Amati, cioè ascoltati
Molto spesso sentiamo dire che la società odierna è legata all’immagine: apparire, comparire, mostrare, sono verbi che di frequente tornano nei nostri discorsi. Il senso della vista è forse quello che consideriamo più importante: quando vogliamo capire fino in fondo una certa situazione, quando vogliamo «vederci chiaro» ricorriamo anzitutto ai nostri occhi. È la scelta più immediata e automatica che ci viene da fare: capire una cosa significa anzitutto poterla vedere (è interessante che, in inglese, il verbo to see significhi sia vedere che capire). Eppure, a volte, la vista inganna: pensiamo, ad esempio, alle illusioni ottiche e ai miraggi, che fanno sembrare le cose come non sono veramente. Oggi, poi, la tecnologia è in grado di produrre immagini false, costruite, che sembrano fotografie ma non corrispondono a un evento accaduto, pur essendo assolutamente realistiche! In molti ambiti della nostra vita noi ci affidiamo alla vista, anzi, riteniamo che sia opportuno investire su di essa: anche nell’educazione si preferisce un approccio visivo, per immagini, che uno basato su termini astratti o su parole, perché i ragazzi hanno bisogno di vedere, la visione aiuta a imparare più in fretta. C’è però il rischio di dimenticare facilmente quanto imparato, perché l’immagine non sempre mette radici, spesso è effimera. Per memorizzare qualcosa, spesso noi ripetiamo le parole, attivando l’udito: ripetiamo a voce alta, per sentire quello che diciamo. Abbiamo bisogno di recuperare la capacità di ascolto, che non è un semplice sentire, ma un’arte più esigente.
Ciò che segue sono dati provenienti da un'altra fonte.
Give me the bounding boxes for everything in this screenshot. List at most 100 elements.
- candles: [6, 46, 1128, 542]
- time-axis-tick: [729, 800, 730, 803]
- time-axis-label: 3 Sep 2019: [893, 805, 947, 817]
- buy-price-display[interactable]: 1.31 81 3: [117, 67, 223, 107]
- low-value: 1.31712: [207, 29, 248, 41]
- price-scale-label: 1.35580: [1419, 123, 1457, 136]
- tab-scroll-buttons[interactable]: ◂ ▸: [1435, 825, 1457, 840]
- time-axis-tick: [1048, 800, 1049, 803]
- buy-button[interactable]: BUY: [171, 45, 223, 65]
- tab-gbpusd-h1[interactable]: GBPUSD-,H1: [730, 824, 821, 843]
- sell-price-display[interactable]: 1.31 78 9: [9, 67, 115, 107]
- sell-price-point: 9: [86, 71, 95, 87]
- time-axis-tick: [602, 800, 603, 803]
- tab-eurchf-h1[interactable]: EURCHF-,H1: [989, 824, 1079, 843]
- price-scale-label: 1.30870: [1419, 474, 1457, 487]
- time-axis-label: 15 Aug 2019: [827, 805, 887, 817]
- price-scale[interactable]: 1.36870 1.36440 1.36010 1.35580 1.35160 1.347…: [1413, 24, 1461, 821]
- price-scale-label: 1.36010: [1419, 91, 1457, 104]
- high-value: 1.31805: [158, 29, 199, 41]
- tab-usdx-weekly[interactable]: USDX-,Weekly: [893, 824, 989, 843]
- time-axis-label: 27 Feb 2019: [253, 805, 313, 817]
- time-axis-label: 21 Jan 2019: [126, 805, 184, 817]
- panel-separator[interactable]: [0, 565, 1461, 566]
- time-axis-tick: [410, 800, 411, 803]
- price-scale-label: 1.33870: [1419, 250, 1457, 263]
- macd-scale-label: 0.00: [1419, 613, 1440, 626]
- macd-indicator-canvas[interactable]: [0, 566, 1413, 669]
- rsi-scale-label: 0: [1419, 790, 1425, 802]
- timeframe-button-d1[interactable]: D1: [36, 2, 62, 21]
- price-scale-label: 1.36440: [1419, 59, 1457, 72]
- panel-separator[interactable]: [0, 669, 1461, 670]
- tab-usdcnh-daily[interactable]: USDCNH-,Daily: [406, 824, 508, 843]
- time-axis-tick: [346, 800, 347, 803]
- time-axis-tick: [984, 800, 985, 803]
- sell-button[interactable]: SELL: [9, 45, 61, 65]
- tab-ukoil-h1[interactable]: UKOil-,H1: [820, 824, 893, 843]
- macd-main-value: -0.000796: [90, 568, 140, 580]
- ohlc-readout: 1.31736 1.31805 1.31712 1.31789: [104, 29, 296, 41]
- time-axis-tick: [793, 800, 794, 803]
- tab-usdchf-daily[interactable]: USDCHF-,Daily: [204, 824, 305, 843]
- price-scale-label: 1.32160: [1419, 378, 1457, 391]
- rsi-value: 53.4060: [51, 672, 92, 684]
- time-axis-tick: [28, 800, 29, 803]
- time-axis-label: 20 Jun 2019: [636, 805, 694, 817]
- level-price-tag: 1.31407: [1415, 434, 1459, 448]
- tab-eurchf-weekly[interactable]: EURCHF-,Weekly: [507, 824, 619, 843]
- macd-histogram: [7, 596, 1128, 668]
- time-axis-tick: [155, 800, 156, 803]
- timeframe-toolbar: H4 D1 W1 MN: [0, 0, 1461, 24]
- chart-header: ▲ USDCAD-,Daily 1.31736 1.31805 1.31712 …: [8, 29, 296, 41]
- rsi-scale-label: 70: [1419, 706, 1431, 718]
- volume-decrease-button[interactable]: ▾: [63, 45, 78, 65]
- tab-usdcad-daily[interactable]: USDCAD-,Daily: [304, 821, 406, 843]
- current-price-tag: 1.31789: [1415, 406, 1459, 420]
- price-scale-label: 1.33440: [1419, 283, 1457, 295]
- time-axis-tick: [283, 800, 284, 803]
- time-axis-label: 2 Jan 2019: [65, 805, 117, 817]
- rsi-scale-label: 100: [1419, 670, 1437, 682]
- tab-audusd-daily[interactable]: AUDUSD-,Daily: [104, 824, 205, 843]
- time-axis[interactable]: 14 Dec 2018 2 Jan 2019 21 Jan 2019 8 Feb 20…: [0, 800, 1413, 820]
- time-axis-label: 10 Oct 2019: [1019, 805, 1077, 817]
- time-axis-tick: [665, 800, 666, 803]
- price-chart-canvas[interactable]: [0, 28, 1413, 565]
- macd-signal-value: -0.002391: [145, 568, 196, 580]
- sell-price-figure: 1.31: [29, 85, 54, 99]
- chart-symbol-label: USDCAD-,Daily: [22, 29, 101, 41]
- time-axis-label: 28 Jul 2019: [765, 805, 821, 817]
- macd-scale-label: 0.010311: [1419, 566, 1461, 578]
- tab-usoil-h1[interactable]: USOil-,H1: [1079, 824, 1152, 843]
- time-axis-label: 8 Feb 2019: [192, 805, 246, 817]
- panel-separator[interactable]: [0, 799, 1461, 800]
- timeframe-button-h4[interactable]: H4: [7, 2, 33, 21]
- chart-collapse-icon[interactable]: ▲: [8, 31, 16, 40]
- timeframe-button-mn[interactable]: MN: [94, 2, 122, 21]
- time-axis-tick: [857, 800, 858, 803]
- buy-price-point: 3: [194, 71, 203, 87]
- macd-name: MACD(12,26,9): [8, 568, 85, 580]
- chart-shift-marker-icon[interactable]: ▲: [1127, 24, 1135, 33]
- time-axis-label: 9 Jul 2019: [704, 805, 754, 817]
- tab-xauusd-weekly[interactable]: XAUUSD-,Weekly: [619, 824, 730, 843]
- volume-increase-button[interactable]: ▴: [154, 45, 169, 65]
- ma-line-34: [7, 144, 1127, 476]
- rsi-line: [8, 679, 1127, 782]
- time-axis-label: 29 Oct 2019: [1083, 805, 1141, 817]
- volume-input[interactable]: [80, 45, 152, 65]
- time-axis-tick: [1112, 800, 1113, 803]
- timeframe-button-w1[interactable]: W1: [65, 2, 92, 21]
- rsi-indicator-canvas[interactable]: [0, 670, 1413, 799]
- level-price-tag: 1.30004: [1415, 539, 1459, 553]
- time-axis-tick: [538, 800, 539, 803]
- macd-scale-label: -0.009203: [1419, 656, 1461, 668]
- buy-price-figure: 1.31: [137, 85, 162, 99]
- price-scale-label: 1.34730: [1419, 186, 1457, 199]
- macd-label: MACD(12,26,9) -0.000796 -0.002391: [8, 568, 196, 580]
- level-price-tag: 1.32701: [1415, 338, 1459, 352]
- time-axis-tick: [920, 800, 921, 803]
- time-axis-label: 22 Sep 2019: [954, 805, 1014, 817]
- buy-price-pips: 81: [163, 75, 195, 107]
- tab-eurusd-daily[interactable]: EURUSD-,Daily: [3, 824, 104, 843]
Nella Bibbia, l’udito e la vista hanno un ruolo importante, soprattutto in riferimento alla relazione con Dio. Vedere Dio non è possibile per un essere umano, che così, spesso, si sente abbandonato perché non percepisce la presenza di Dio. E allora cerca di farsi egli stesso un dio: sono gli idoli, immagini false di Dio, che non danno la vita, ma piuttosto la tolgono. L’idolo per antonomasia è il vitello d’oro del libro dell’Esodo, costruito dagli ebrei che avevano perso la speranza del ritorno di Mosè dal monte Sinai: vogliono dare una forma, un’immagine a chi li ha fatti uscire dall’Egitto e che in quel momento non si fa sentire. L’angoscia per la mancanza di Dio li fa produrre autonomamente un dio fatto con le loro mani, che si possa vedere e toccare… ma non ascoltare. Invece, l’invito che il Signore Dio fa al suo popolo è «Ascolta, Israele», come ritroviamo in una delle più importanti preghiere ebraiche: è l’ascolto il senso privilegiato nella relazione con Dio, anzitutto perché Dio comunica con noi attraverso la sua Parola. Una Parola che è creatrice, fa esistere le cose; Parola che si fa carne, che si fa uomo, Gesù di Nazareth, e si fa visibile in mezzo a noi.
Ancora, l’invito che risuona nel Vangelo è «Ascoltatelo», non «Guardatelo» o «Ammiratelo»: invito ad andare oltre le apparenze e comprendere in profondità. Anche Gesù guarda: con occhi che amano; anche Gesù ascolta, soprattutto il grido di aiuto di chi lo avvicina. Una delle esperienze più belle della nostra vita è stare nello sguardo di qualcuno: penso alla mamma che guarda il suo bimbo, all’innamorato con gli occhi pieni del suo amore… ma ci sentiamo davvero compresi, davvero amati, quando qualcuno ci ascolta profondamente, con gli occhi e con il cuore. Questo è un dono, che possiamo farci reciprocamente, aprendo spazi di condivisione nei quali ci doniamo scambievolmente vita. E allora potremo anche noi fare l’esperienza pasquale dei discepoli di Emmaus: inizialmente tristi nel volto e senza speranza, ascoltano le parole di Gesù che scaldano il cuore per poterlo infine riconoscere. Buon cammino che porta all’alba di Pasqua!